A 35-year-old Washington State resident is charged with allegedly attempting to defraud the Paycheck Protection Program (PPP) by requesting loans for companies and employees that didn’t exist.
Baoke Zhang, a software engineer, reportedly attempted this crime multiple times, according to a press release from the Department of Justice (DOJ).
In those instances, he asked for a sum of $1,525,000 from the PPP, claiming that fictitious information technology companies and employees merited loans from the Small Business Administration (SBA).

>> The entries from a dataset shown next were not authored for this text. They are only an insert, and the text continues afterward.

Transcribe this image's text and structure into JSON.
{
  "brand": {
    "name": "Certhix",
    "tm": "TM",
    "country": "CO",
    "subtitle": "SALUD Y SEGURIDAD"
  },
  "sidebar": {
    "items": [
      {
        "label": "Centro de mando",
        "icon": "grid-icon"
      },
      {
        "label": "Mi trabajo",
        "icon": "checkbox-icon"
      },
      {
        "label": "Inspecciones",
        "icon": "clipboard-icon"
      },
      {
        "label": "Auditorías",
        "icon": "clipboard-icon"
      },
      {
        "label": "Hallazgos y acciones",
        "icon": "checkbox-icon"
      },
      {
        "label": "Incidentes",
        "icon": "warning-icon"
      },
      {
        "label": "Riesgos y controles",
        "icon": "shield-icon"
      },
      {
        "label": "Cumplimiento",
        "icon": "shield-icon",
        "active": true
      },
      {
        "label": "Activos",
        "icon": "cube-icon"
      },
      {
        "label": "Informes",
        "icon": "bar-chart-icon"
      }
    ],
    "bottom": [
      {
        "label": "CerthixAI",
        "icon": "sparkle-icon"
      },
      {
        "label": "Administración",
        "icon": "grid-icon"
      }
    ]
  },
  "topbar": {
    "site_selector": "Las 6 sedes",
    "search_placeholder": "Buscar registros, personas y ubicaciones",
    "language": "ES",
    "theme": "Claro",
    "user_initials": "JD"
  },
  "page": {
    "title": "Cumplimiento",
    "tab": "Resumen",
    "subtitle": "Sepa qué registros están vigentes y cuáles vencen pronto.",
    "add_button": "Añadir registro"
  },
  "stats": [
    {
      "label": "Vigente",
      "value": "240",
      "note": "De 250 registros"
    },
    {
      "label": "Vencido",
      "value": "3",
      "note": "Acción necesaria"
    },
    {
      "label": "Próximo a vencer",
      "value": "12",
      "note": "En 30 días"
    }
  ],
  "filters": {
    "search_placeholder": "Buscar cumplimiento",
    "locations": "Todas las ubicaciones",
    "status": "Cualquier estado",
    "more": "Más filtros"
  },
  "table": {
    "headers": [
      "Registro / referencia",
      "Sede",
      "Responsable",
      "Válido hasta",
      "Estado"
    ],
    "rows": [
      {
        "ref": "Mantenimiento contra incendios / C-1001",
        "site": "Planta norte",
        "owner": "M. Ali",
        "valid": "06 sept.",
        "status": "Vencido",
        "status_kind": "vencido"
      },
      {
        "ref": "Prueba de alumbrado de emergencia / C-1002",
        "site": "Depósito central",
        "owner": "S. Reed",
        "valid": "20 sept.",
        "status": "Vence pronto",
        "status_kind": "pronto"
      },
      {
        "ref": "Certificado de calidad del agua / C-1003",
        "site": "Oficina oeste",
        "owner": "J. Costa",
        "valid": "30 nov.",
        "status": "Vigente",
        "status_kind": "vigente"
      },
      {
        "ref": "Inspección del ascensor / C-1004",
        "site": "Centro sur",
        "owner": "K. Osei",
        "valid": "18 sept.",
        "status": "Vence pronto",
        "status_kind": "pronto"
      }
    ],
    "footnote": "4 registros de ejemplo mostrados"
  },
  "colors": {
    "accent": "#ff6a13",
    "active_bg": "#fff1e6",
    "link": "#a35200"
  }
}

Zhang reportedly provided documents with that false information to the authorities charged with distributing loans, including an IRS-provided Employer Identification Number (EIN) for his business, which the IRS had awarded him only a week prior, allegedly based on fake information he had invented for over 20 employees.
Several federal officials are quoted in the press release with words of outrage. Assistant Attorney General Brian A. Benczkowski of the Justice Department’s Criminal Division calls Zhang’s alleged activities a “brazen scheme” to acquire money meant for legitimate businesses during the coronavirus pandemic.
J. Russell George, treasury inspector general for tax administration, said the allegations have extra seriousness and weight due to their occurrence in the middle of the pandemic, and promised to aggressively pursue those committing such crimes.
And Raymond Duda, special agent in charge of the FBI’s Seattle field office, said the allegations were “an example of someone who was attempting to take advantage of a program to help Americans during one the most difficult times in recent memory.”
Fraud during the coronavirus pandemic has taken on many forms, including impersonating banks or official entities and asking for money or private information. And, in a similar case to Zhang’s, a Texas man was also accused of inventing employees to scam PPP funds.
The PPP, which was intended to boost small businesses that have no funds in place to survive the shutdowns, has seen numerous errors in which publicly traded and large companies successfully requested to glean millions from the SBA. Though several of those companies returned the funds, many kept them even amid rising public pressure.